En chemin, Tom, il m’a raconté comment on avait pensé que j’avais été assassiné, et comment pap avait disparu, un peu après, et qu’il était jamais revenu, et quelle agitation il y avait eu quand Jim s’était enfui ; et j’ai tout raconté à Tom sur nos arsouilles du Royal Sanspareil et sur le voyage en radeau pendant le trajet ; et quand on est arrivés en ville et qu’on s’est trouvés dans le centre – il était au moins une demi-heure après huit heures – voilà qu’arrive une foule hurlante de gens, avec des torches, et c’était terrible comment ils glapissaient et beuglaient, tapaient sur des casseroles et soufflaient dans des cornes ; et on a fait un bond de côté pour les laisser passer ; et quand ils ont été devant nous, j’ai vu qu’ils avaient mis le roi et le duc à califourchon sur un poteau de clôture – c’est-à-dire que je savais que c’étaient le roi et le duc, et pourtant ils étaient couverts de goudron et de plumes, et ils ressemblaient à rien d’humain appartenant à ce monde – juste à deux immenstrueux plumets militaires. Eh bien, ça m’a rendu malade de voir ça ; et j’étais désolé pour ces deux misérables vauriens, j’avais l’impression que je pourrais plus jamais avoir une pensée dure contre eux en ce monde. C’était une chose terrible à voir. Les êtres humains peuvent se montrer horriblement cruels les uns envers les autres.

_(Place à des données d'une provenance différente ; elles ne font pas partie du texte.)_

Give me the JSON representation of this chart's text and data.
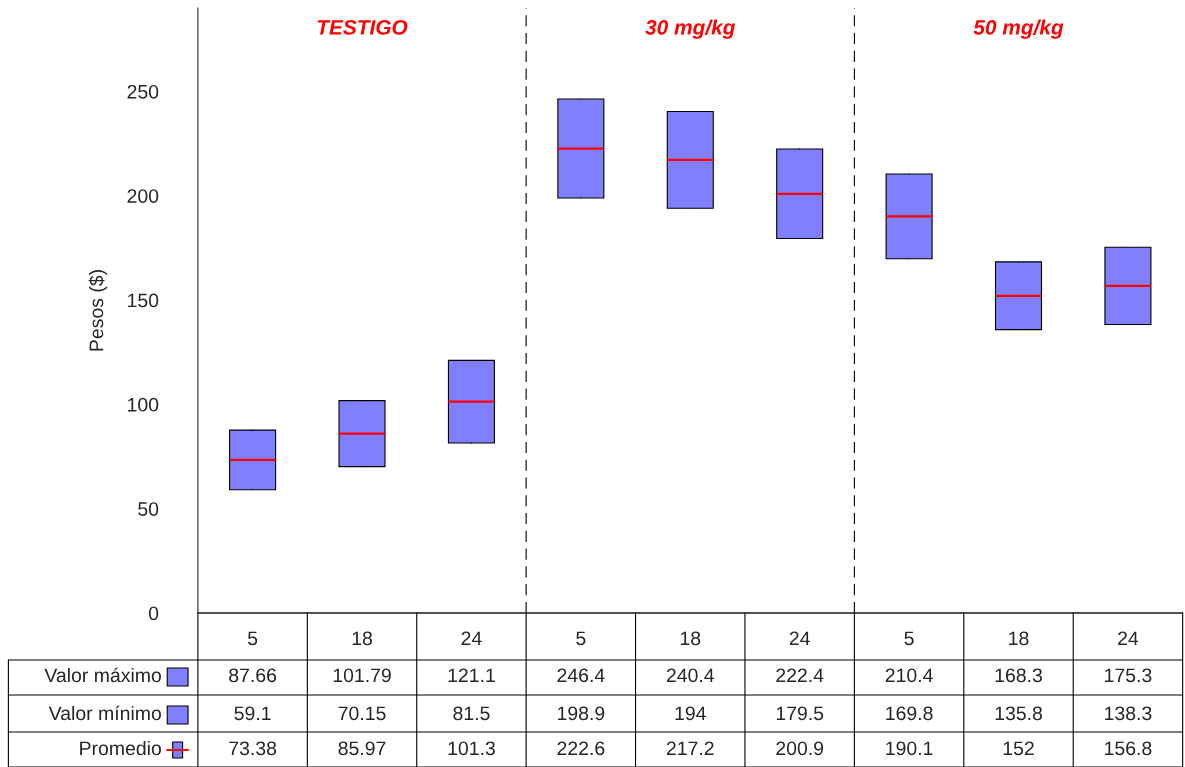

On a vu qu’il était trop tard – on pouvait plus rien pour eux. On a demandé à des traînards ce qui s’était passé, et ils nous ont dit qu’ils étaient tous allés au spectacle, l’air très innocent ; et ils étaient restés tranquilles et avaient pas bronché jusqu’à ce que le pauvre vieux roi soit au milieu de ses cabrioles sur la scène ; alors quelqu’un avait donné le signal, les spectateurs s’étaient levés et jetés sur eux.

Ensuite on est rentrés sans se presser, et je me sentais pas aussi effronté qu’avant, mais plutôt dans le genre déconfit, et misérable, et coupable, plus ou moins – malgré que moi, j’avais rien fait. Mais c’est toujours comme ça ; qu’on fasse le bien ou qu’on fasse le mal, c’est du pareil au même, la conscience de quelqu’un, elle a pas de sens, elle s’empare de lui de toute façon. Si j’avais un de ces chiens jaunes de Caroline qu’en sait pas plus que ce que sait une conscience, je le poisonnerais. Ça prend plus de place que tout le reste, à l’intérieur, et pourtant ça sert à rien, mais à rien. Tom Sawyer, il dit pareil.